Universities, the energy crisis and the cost-cutting trap
Universities are big consumers of energy. Their real estate tends to be large, diverse and fragmented. High energy consumption is inherent to their operations, whether for training in certain academic fields, for research activities or for maintaining such facilities as laboratories and data centres.
The development of digital infrastructure also contributes to this trend, especially with increased hybrid and online academic provision. Price hikes are now heavily weighing on university budgets, with extremely worrying projections. For example, the national association of French universities estimated additional costs of €100 million (US$105 million) for the sector in 2022, a figure which may be much higher in 2023.
In some countries, inflation and soaring energy bills compound structural underfunding of the sector. After two difficult years of the COVID-19 pandemic, this leaves universities with little room to manoeuvre and absorb another major shock. That leaves many pondering, or already implementing, measures such as lowering heating in buildings and reducing opening hours, to longer campus closures in winter and even a return to fully online tuition.
Latvian universities have chosen to intensify the study process and accommodate as many lectures, labs and research activities as possible within the period, taking into consideration students’ preference for face-to-face teaching. Other examples show how dramatic the situation could soon become.
Slovakia’s largest university recently communicated that, in the absence of state guidance regarding energy price caps, it may not be able to turn on the lights in 2023 as it had not received any bids from energy suppliers.
In the short run, public authorities must acknowledge the unprecedented financial hardship that universities face and support them to maintain the quality of research and teaching. This means additional public funding through temporary relief schemes, such as those announced in France or in several German states.

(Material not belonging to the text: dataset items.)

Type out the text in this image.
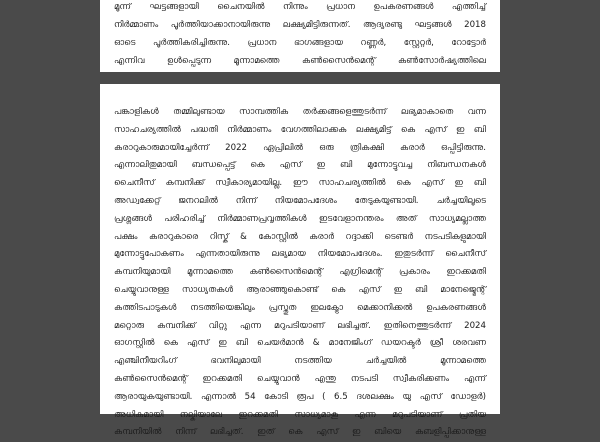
മൂന്ന് ഘട്ടങ്ങളായി ചൈനയിൽ നിന്നും പ്രധാന ഉപകരണങ്ങൾ എത്തിച്ച്
നിർമ്മാണം പൂർത്തിയാക്കാനായിരുന്നു ലക്ഷ്യമിട്ടിരുന്നത്. ആദ്യരണ്ടു ഘട്ടങ്ങൾ 2018
ഓടെ പൂർത്തികരിച്ചിരുന്നു. പ്രധാന ഭാഗങ്ങളായ റണ്ണർ, സ്റ്റേറ്റർ, റോട്ടോർ
എന്നിവ ഉൾപ്പെടുന്ന മൂന്നാമത്തെ കൺസൈൻമെന്റ് കൺസോർഷ്യത്തിലെ
പങ്കാളികൾ തമ്മിലുണ്ടായ സാമ്പത്തിക തർക്കങ്ങളെത്തുടർന്ന് ലഭ്യമാകാതെ വന്ന
സാഹചര്യത്തിൽ പദ്ധതി നിർമ്മാണം വേഗത്തിലാക്കക ലക്ഷ്യമിട്ട് കെ എസ് ഇ ബി
കരാറുകാരുമായിച്ചേർന്ന് 2022 ഏപ്രിലിൽ ഒരു ത്രികക്ഷി കരാർ ഒപ്പിട്ടിരുന്നു.
എന്നാലിതുമായി ബന്ധപ്പെട്ട് കെ എസ് ഇ ബി മുന്നോട്ടുവച്ച നിബന്ധനകൾ
ചൈനീസ് കമ്പനിക്ക് സ്വീകാര്യമായില്ല. ഈ സാഹചര്യത്തിൽ കെ എസ് ഇ ബി
അഡ്വക്കേറ്റ് ജനറലിൽ നിന്ന് നിയമോപദേശം തേടുകയുണ്ടായി. ചർച്ചയിലൂടെ
പ്രശ്നങ്ങൾ പരിഹരിച്ച് നിർമ്മാണപ്രവൃത്തികൾ ഇടവേളാനന്തരം അത് സാധ്യമല്ലാത്ത
പക്ഷം കരാറുകാരെ റിസ്ക് & കോസ്റ്റിൽ കരാർ റദ്ദാക്കി ടെണ്ടർ നടപടികളുമായി
മുന്നോട്ടുപോകണം എന്നതായിരുന്നു ലഭ്യമായ നിയമോപദേശം. ഇതുടർന്ന് ചൈനീസ്
കമ്പനിയുമായി മൂന്നാമത്തെ കൺസൈൻമെന്റ് എഗ്രിമെന്റ് പ്രകാരം ഇറക്കമതി
ചെയ്യുവാനുള്ള സാധ്യതകൾ ആരാഞ്ഞുകൊണ്ട് കെ എസ് ഇ ബി മാനേജ്മെന്റ്
കത്തിടപാടുകൾ നടത്തിയെങ്കിലും പ്രസ്തുത ഇലക്ട്രോ മെക്കാനിക്കൽ ഉപകരണങ്ങൾ
മറ്റൊരു കമ്പനിക്ക് വിറ്റു എന്ന മറുപടിയാണ് ലഭിച്ചത്. ഇതിനെത്തുടർന്ന് 2024
ഓഗസ്റ്റിൽ കെ എസ് ഇ ബി ചെയർമാൻ & മാനേജിംഗ് ഡയറക്ടർ ശ്രീ ശരവണ
എഞ്ചിനീയറിംഗ് ഭവനിലുമായി നടത്തിയ ചർച്ചയിൽ മൂന്നാമത്തെ
കൺസൈൻമെന്റ് ഇറക്കമതി ചെയ്യുവാൻ എന്തു നടപടി സ്വീകരിക്കണം എന്ന്
ആരായുകയുണ്ടായി. എന്നാൽ 54 കോടി രൂപ ( 6.5 ദശലക്ഷം യു എസ് ഡോളർ)
അധികമായി നല്കിയാലേ ഇറക്കമതി സാധ്യമാകൂ എന്ന മറുപടിയാണ് പ്രതിയ
കമ്പനിയിൽ നിന്ന് ലഭിച്ചത്. ഇത് കെ എസ് ഇ ബിയെ കബളിപ്പിക്കാനുള്ള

However, additional funds may only partially cover rising costs, as university representatives in Austria pointed out in October following a government announcement of an extra €500 million for the next two years.
Strong, predictable and sustainable financial support from public authorities is paramount to protect university communities, and above all students, whose academic paths were already disrupted by the pandemic.
Drastic measures such as full or partial campus closures would affect students’ learning experience, social integration and well-being. The European Students’ Union recently launched the campaign “Education is freezing” to raise awareness of student poverty exacerbated by the current inflation and energy crisis. Such decisions also hit internationally mobile students who already face soaring study and living costs and have few safety nets to fall back on while abroad.
Impact on international students
The energy crisis makes student mobility significantly less affordable in Europe, thus putting current inclusion efforts at risk. In addition, related cost-cutting measures could lower the quality of study experience for both domestic and international students, through more limited access to vital study spaces such as libraries or research laboratories.
This makes study in Europe less attractive for international students, therefore undermining European universities’ competitiveness for global talent, a key ambition outlined in the European Strategy for Universities.
To mitigate such risks, the German Academic Exchange Service (DAAD) has advocated the importance of classroom teaching for international students during the current winter semester and has welcomed German higher education institutions being granted protected customer status in the event of gas shortages.
University funding increasingly comes from competitive, project-based schemes. There, coverage of extra costs is fundamental, but may come at the expense of cutting funds for new projects (for example, the recent case of the Austrian Science Fund).
Furthermore, as national funders across Europe need to revise both funding priorities and grant sizes to remain competitive internationally and to secure the quality of teaching and research, differentiated responses to the energy crisis could create further disparities in the European Education Area and the European Research Area in the longer term.
To address students’ financial concerns in 2023, an approximate 12% increase in mobility grant rates under Erasmus+ is planned for next year. However, institutional lump sums remain at the same level – so further efforts are needed to support different types of transnational collaboration.
The enhanced use of lump sums in the next Horizon Europe work programme could also lead to increasing cost pressures on beneficiaries.
The crisis also reveals shortcomings in regulatory frameworks, which often limit universities’ capacity to tackle structural issues, for example, related to managing real estate (in many countries, universities do not have full ownership or control over their facilities) or engaging in joint procurement and shared services. Such restrictions hamper long-term planning and more agile management strategies.
A test of resilience
Universities that are well advanced in the so-called twin transitions, having formulated and started to implement greening and digitalisation strategies, are better placed to address this new challenge. However, they also know that neither transformation process offers short-term cost-saving solutions. Rather, they are medium- to long-term investments, and are therefore all the more difficult to roll out when funds are running low.
The energy crisis is putting universities’ resilience to the test for the second time within three years. Universities are key actors in understanding the causes of such crises and finding solutions through research, innovation and teaching, so it is crucial to continue supporting them in this endeavour.
This means both enabling the transition to more sustainable energy consumption over the long term as well as direct financial support to preserve a qualitative student experience in the short term.
Enora Bennetot Pruvot is deputy director for governance, funding and public policy development at the European University Association and Veronika Kupriyanova is senior policy coordinator at the Academic Cooperation Association.